Because it’s just as crucial that people in Barnsley are employed in jobs that are well paid, secure, aren’t exploitative, and allow them to plan for the future.

It’s why an assessment – the Taylor Review – was recently undertaken to look at the changing nature of work and the problems new forms of employment like the gig economy or zero-hours contracts provide.

Acknowledging these issues with modern work was a vital first-step, but the Taylor Review’s recommendations simply didn’t go far enough in tackling them.

Which is why it was even more disappointing that in their response to the Taylor Review last week, the Government failed to meet even the most basic of its recommendations.

There’s no sign of banning exploitative zero-hours contracts that leave many without guaranteed income, unable to plan financially past the next rota.

There’s little hope for the adequate changes needed on bogus self-employment that requires obedience to unethical companies without any of the rights or protections in return.

There’s no ending of the legislation that allows permanent and temporary staff to be paid a different wage for doing exactly the same job.

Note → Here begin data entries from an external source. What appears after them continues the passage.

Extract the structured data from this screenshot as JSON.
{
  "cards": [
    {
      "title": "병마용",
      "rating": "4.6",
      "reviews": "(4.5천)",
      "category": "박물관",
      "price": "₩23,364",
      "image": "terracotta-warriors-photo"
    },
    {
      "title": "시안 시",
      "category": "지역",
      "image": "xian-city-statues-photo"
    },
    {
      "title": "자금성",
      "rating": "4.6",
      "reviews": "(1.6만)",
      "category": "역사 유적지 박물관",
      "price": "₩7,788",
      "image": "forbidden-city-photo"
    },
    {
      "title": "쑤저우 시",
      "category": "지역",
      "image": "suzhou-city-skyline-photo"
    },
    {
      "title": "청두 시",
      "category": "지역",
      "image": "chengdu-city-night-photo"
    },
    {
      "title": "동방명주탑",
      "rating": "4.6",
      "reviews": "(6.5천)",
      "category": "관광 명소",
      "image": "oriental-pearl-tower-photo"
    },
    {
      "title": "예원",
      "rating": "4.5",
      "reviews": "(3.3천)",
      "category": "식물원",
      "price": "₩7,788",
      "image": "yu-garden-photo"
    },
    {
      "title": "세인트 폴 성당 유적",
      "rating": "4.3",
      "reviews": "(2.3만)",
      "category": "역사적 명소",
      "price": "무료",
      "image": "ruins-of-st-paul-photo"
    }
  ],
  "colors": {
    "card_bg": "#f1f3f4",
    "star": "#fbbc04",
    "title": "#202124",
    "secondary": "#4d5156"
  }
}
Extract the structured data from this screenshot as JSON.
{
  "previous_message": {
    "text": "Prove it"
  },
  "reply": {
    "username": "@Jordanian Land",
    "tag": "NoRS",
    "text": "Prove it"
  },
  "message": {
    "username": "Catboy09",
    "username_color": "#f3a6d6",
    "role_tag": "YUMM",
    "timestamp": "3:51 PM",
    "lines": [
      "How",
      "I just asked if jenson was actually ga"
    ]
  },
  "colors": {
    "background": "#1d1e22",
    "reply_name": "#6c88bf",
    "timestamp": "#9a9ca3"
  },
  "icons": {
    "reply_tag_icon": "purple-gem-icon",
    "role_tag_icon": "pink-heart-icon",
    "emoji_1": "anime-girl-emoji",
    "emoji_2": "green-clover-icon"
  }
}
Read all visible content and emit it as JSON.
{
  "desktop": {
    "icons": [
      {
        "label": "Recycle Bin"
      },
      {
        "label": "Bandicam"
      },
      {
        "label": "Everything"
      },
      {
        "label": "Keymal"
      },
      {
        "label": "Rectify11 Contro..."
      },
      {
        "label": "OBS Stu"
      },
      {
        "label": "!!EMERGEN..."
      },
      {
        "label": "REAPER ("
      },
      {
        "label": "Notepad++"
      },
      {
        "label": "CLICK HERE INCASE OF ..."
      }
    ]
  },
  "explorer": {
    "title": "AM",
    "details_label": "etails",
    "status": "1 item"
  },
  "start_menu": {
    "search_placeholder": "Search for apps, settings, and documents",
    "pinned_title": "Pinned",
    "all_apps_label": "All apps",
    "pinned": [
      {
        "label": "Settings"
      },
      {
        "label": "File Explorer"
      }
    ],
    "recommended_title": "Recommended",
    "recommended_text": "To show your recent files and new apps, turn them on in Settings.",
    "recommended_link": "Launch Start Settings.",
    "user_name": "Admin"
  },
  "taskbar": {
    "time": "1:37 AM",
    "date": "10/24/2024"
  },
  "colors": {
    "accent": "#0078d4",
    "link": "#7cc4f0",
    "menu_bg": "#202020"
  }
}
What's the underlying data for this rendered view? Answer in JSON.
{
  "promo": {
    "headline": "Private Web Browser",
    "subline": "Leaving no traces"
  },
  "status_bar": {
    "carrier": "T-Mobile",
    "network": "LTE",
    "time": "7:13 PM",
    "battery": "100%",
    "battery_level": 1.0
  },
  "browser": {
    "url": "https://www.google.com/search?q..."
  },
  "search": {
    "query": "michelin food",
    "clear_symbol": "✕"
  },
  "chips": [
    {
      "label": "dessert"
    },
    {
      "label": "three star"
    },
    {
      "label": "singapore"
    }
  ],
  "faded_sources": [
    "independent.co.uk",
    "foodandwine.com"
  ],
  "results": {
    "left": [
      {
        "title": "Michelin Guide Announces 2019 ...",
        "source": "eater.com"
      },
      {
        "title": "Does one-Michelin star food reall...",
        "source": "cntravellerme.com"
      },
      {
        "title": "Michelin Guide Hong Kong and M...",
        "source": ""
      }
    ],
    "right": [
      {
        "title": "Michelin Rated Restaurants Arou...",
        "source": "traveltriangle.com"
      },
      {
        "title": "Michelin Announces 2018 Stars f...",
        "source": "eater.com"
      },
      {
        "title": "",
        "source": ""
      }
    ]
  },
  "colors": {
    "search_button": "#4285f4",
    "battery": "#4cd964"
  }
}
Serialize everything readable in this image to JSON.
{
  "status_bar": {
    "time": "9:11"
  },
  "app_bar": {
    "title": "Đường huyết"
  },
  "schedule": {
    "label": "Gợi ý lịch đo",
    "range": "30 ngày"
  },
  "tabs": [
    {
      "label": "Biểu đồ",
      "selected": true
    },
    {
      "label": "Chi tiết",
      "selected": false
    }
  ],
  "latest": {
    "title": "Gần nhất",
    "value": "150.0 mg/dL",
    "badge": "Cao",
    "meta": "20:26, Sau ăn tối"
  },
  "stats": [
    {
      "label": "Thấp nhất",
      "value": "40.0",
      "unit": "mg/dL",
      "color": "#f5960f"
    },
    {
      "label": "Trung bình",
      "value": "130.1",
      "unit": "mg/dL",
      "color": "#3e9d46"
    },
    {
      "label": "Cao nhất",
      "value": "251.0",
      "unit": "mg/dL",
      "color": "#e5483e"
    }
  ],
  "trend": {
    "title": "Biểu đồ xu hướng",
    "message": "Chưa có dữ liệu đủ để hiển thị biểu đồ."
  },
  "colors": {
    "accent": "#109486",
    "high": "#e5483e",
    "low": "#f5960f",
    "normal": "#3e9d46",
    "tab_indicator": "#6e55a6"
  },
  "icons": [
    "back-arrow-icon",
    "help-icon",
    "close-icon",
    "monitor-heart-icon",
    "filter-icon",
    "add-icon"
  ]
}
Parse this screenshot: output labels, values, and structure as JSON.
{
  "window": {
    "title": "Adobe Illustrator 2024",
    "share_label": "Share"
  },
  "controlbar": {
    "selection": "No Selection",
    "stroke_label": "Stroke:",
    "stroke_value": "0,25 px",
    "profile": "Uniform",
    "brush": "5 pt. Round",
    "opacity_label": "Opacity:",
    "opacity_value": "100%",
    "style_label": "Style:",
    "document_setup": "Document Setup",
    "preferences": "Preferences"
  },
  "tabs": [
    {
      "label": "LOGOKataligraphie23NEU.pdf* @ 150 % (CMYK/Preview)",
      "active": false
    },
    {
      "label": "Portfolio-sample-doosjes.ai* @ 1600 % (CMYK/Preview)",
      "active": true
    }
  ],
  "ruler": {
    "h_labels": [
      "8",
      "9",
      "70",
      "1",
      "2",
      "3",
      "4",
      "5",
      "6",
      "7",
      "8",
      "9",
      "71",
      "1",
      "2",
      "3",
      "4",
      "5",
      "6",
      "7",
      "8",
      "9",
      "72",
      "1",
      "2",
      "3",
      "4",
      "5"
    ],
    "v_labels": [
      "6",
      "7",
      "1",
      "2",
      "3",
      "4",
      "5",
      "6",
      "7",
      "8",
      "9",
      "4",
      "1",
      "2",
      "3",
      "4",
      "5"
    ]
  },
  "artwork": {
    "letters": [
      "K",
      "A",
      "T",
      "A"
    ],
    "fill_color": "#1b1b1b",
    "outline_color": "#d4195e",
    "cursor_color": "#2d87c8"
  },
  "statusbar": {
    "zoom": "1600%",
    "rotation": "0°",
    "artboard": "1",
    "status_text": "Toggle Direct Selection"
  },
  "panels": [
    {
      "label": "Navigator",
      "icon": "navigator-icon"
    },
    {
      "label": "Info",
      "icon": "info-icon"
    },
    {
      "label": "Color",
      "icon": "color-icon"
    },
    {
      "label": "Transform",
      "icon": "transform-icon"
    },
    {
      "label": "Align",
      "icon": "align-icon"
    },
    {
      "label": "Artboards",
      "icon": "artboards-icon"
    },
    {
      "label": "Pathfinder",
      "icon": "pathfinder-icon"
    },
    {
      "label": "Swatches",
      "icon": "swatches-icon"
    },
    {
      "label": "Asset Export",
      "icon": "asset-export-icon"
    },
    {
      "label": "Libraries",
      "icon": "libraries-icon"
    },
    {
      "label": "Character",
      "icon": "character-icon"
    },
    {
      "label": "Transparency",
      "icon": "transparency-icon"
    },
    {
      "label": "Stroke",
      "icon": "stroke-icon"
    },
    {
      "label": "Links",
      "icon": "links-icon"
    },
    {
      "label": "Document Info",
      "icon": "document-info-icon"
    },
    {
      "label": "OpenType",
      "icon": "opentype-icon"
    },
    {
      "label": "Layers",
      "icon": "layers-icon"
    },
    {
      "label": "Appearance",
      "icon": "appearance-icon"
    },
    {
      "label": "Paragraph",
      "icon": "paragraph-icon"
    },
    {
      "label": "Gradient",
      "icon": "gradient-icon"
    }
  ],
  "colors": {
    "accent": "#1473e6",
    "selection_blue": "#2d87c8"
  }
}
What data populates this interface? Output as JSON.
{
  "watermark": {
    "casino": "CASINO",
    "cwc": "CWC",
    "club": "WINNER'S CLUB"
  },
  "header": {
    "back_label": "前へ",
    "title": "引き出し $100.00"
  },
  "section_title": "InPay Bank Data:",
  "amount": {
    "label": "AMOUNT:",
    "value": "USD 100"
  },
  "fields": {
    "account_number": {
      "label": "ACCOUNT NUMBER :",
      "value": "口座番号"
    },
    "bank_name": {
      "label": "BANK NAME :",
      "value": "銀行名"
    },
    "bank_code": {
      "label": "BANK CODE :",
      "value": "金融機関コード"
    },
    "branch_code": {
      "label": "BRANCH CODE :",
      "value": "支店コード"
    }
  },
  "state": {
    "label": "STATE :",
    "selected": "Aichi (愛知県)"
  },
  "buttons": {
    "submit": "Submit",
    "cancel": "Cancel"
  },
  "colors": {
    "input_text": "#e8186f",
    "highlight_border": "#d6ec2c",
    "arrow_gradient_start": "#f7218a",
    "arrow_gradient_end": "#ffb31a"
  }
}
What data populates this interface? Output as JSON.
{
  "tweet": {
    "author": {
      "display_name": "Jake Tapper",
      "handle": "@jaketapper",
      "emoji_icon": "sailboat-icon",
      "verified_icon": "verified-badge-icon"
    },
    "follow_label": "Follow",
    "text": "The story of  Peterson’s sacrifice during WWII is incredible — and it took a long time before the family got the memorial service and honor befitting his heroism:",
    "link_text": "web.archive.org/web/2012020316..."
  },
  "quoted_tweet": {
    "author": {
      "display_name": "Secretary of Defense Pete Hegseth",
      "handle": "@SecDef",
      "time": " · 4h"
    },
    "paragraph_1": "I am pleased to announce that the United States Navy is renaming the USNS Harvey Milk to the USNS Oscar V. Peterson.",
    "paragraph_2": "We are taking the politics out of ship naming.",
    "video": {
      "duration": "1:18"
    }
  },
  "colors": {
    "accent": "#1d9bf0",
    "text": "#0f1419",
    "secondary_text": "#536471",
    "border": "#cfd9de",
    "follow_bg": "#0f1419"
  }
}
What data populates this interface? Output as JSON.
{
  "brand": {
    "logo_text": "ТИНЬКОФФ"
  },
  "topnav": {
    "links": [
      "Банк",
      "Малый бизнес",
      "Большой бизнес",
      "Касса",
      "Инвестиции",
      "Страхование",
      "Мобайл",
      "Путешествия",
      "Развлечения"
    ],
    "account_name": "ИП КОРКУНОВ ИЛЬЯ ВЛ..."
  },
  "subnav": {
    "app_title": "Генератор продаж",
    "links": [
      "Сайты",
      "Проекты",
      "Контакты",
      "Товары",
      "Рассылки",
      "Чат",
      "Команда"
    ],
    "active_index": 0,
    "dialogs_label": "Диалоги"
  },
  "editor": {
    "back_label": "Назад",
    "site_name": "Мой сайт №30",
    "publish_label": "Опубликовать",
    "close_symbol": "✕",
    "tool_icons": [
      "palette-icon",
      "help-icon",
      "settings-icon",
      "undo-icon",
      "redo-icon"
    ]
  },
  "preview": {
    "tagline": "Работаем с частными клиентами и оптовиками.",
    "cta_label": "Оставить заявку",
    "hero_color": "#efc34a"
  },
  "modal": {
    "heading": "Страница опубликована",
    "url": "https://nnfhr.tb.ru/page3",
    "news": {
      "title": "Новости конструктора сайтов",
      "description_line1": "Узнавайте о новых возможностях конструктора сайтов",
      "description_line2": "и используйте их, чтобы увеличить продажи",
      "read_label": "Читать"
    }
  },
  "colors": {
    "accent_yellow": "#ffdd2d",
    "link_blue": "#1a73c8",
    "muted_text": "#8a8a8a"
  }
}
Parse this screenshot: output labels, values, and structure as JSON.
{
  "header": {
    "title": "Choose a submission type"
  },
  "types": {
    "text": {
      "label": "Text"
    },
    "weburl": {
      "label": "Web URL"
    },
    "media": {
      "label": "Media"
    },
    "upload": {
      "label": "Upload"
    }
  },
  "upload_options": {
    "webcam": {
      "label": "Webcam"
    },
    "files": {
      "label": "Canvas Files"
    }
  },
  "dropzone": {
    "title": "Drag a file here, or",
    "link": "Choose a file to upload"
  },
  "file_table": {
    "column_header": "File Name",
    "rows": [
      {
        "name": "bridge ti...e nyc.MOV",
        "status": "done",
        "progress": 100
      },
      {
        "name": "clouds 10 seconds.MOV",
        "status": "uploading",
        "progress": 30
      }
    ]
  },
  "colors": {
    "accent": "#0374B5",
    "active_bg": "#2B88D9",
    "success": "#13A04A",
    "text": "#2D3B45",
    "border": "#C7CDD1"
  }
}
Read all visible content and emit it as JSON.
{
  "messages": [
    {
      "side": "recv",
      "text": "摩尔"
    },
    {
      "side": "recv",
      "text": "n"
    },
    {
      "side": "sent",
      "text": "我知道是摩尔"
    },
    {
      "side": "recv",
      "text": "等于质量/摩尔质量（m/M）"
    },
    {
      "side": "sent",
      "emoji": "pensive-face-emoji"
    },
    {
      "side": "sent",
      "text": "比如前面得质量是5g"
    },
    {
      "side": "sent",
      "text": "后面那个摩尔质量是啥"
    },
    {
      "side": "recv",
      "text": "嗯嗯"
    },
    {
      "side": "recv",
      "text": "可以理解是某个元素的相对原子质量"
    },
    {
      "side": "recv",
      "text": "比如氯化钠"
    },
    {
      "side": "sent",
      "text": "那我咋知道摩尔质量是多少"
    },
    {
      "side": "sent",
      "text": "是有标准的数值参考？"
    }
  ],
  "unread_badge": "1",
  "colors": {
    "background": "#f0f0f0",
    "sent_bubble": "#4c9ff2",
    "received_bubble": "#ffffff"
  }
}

And the pledges the Government did offer were toothless – what good is an employee’s ‘right to request’ changes to contracts when their employers can still say no, for example.

Too many hard-working people in Barnsley are trapped in precarious and uncertain work, without vital rights and protections the rest of us enjoy, and unable to plan for their future.

The Government had the chance last week to take a giant stride towards tackling the problems of modern working practices and improve the lives and working conditions of these people.

Unfortunately, their response was too similar to many of the jobs they offer: lacking in quality.